In the first month of 1910, archdeacon Hudson Stuck mushed into the Yukon River village of Rampart and found decay.
“There is no resisting the melancholy that hangs over a place like this. As one treads the crazy, treacherous board sidewalks, full of holes and rotten planks, now rising a step or two, now falling, and reads the dimmed and dirty signs that once flaunted their gold and colours, one conjures up the scenes of rude revelry these drinking places witnessed a few years ago.”
Rampart, like so many of Alaska’s Gold Rush towns, faded once the gold left. As the days of Alaska’s black gold decline, we must find new money, new ways of doing business, or all of Alaska might resemble Rampart.
On Easter Sunday, lawmakers approved a plan that calls for the state to negotiate a partnership and build an 800-mile, 42-inch natural gas pipeline from the North Slope to Nikiski.
We’ve heard this before — Gubik in 1959, Yukon-Pacific in the 1990s and the Alaska Gasline Inducement Act in 2007. This time is different. There are no more second chances.
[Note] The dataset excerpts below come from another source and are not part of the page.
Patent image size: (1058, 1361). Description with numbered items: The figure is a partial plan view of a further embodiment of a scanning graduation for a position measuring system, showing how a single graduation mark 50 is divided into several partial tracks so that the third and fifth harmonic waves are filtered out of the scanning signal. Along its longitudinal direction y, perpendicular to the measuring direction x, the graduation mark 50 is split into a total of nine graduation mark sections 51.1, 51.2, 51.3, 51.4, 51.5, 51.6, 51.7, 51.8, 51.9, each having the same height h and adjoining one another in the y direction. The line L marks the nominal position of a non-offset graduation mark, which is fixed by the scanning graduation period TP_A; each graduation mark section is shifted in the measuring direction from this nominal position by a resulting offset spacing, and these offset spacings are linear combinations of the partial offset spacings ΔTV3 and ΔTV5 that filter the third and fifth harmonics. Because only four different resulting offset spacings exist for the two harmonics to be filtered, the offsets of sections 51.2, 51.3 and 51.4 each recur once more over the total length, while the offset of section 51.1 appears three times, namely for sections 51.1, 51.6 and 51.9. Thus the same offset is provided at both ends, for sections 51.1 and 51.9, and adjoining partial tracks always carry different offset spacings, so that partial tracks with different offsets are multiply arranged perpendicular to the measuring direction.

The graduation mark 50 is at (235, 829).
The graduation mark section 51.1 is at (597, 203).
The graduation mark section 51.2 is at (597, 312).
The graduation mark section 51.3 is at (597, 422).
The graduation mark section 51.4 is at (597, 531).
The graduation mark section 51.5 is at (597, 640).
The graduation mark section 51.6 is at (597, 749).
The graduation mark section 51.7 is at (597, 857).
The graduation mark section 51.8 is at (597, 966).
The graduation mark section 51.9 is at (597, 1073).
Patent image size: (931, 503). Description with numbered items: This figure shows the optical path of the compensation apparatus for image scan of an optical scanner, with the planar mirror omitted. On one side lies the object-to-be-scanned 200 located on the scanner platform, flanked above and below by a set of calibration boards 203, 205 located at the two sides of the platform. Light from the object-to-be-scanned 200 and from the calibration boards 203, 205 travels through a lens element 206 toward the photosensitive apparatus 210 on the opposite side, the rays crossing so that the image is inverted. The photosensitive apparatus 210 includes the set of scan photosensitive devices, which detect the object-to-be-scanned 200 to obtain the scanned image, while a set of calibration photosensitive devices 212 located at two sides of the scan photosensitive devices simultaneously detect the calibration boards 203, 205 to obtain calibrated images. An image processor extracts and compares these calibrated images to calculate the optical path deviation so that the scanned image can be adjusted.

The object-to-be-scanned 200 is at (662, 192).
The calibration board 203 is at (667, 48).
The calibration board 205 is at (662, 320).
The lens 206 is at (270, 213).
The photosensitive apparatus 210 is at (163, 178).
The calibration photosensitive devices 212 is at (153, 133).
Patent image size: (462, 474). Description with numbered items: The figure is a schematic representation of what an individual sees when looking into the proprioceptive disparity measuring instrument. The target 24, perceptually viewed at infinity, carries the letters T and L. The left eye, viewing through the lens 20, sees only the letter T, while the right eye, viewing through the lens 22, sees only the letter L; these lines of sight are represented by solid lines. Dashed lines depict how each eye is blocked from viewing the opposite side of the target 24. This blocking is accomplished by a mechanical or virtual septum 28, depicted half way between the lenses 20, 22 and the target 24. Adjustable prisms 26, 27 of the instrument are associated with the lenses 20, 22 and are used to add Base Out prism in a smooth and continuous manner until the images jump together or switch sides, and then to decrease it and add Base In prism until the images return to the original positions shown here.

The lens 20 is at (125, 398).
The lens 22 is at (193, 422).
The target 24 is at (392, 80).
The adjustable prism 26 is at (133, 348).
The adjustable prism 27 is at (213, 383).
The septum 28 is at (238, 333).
The state is forecasting a multibillion-dollar budget deficit next year. If that forecast holds true for the next few years, the state will soon exhaust its financial reserves and be forced to tap the Alaska Permanent Fund, revive a state income tax or slash programs beyond the bone.
This will happen with or without a pipeline. It took nine years from the discovery of oil at Prudhoe Bay for the first barrel to reach Valdez, and gas should not be expected any sooner than 2024, according to current estimates.
In the next decade — barring an unexpected rise in oil production — Alaska could dig itself a deep financial hole.
A gas pipeline is a rope out of this hole. Natural gas revenue will buy the state a soft landing — time to get its financial house in order.
Without a pipeline, the state’s financial picture will resemble a Bush plane plunging to Earth.
The legislation approved this month isn’t perfect — it may give too much away to pipeline builder TransCanada — but there’s still time to refine the pipeline agreement. Engineering and design will begin this summer, and legislators will have plenty of opportunities to argue about the pipeline before the first section is laid.
We may argue about the details, but one thing is certain: We must build a gas pipeline.
Without it, the ghost of Rampart looms: “How high the hopes of sudden riches burned in the breasts of the men who went in and out of them, doomed to utter disappointment in the vast majority!” Stuck observed.
A pipeline may be Alaska’s last chance to avoid that utter disappointment.